For instance, an insurance salesman uses a home office to prepare for meetings with potential clients. He meets with clients at their locations and closes his deals there. In this situation, the more important business activities of the taxpayer take place in the meetings at the client’s place of business. The home office is not the principal place of business.
A home office may also qualify as a principal place of business if it is used exclusively and regularly for administrative or managerial activities of a taxpayer’s trade or business where the taxpayer has no other fixed location of conducting substantial administrative activities. Legislative history shows that, when a self-employed taxpayer has an option to use an administrative office away from home but chooses to use office space at home to perform the administrative duties, the taxpayer can still qualify for the home office deduction.

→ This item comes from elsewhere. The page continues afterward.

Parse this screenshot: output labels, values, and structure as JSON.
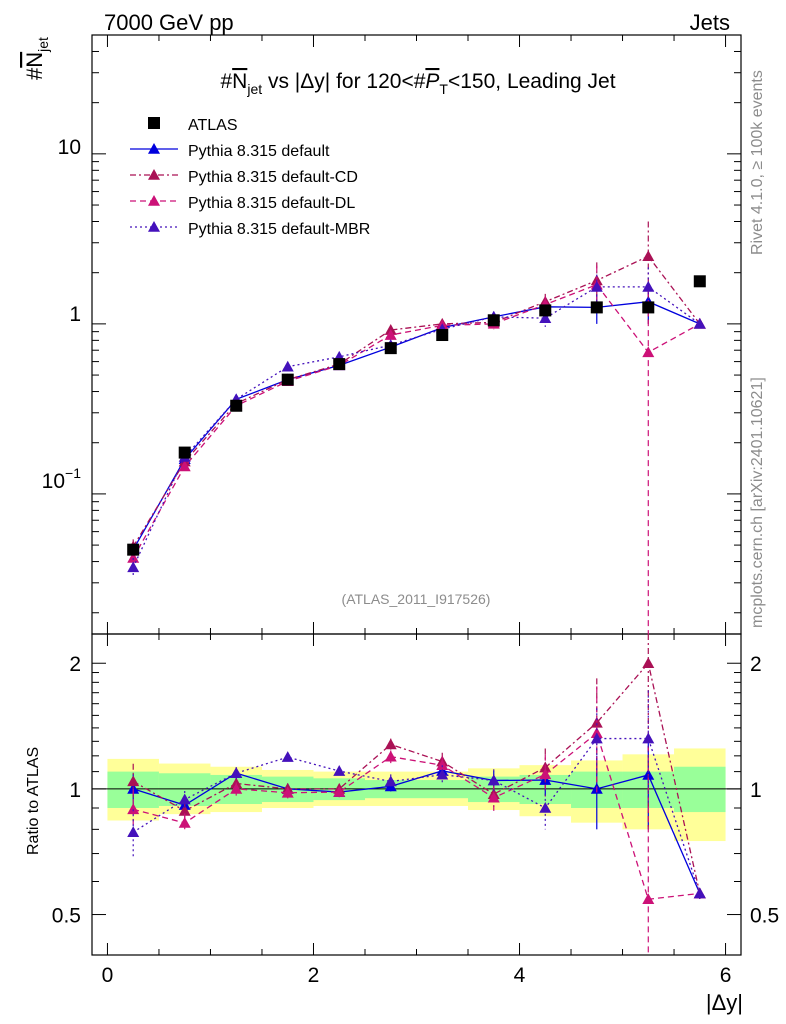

In contrast, if the taxpayer is an employee as opposed to self-employed, failure to use available office space offered by his or her employer will be factored into whether an employee’s home office meets the convenience of the employer requirement. It is therefore more difficult for an employee to get a home office deduction where it is used for administrative activities.
Separate-structure Test and Separate-meeting-place Test
If a taxpayer’s home office use does not meet the principal-place-of-business test, the space can still qualify for the home office deduction where it is used regularly and exclusively to meet and deal with clients or patients or if it is a separate structure from the residence and used regularly and exclusively in the taxpayer’s trade or business.

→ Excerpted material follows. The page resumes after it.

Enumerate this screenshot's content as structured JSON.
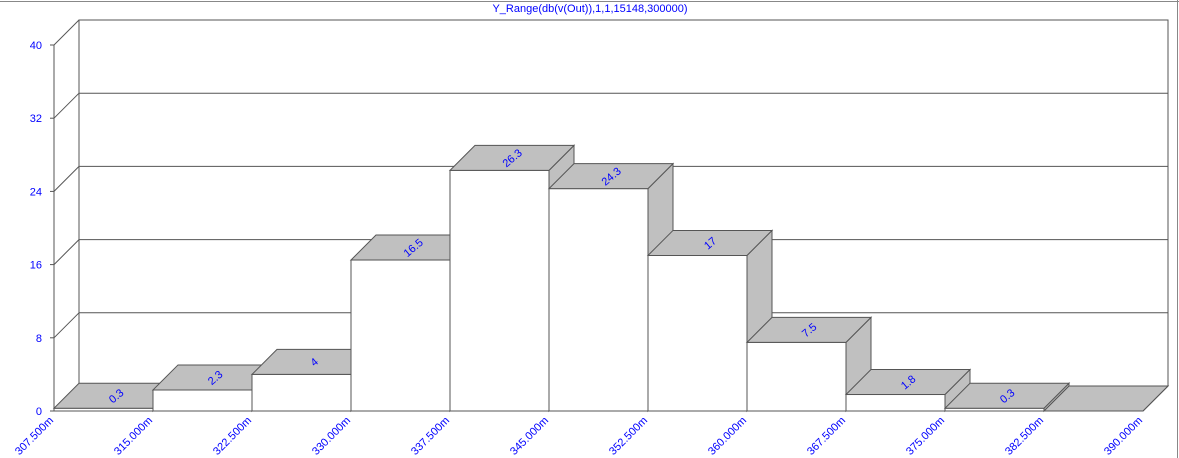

In order to use the meeting-place test, the office space must be used to physically meet with clients, and the use of the space has to be integral to the employer’s business. With respect to the separate-structure test, there is no requirement that the taxpayer meet with patients or clients. An artist’s studio, greenhouse, or carpenter’s workshop could qualify. As with the principal-business test, an employee must show the use is for the convenience of his employer to meet either the separate-structure test or the client-meeting-place test.
Anyone who is considering the home office deduction needs to assess whether the potential deduction is worth the record keeping (i.e. regular and exclusive use support) and the risk of an audit. An employee who qualifies will not receive a tax benefit unless the home office deduction, along with other miscellaneous itemized deductions, exceed the 2% floor of the employee’s adjusted gross income.
The amount of the home office deduction is also subject to limitations that are based on the income attributable to the taxpayer’s use of the home office. Additionally, if the residence holding the home office is later sold at a gain that would otherwise have been excluded from income tax under the principal residence exclusion ($250,000/$500,000), a portion of the profit equal to the amount of depreciation claimed on the home office will be taxable.
There are benefits to having a home office, but be sure to evaluate its use carefully when considering claiming this deduction. As always, be sure to speak with your tax professional if you have any questions.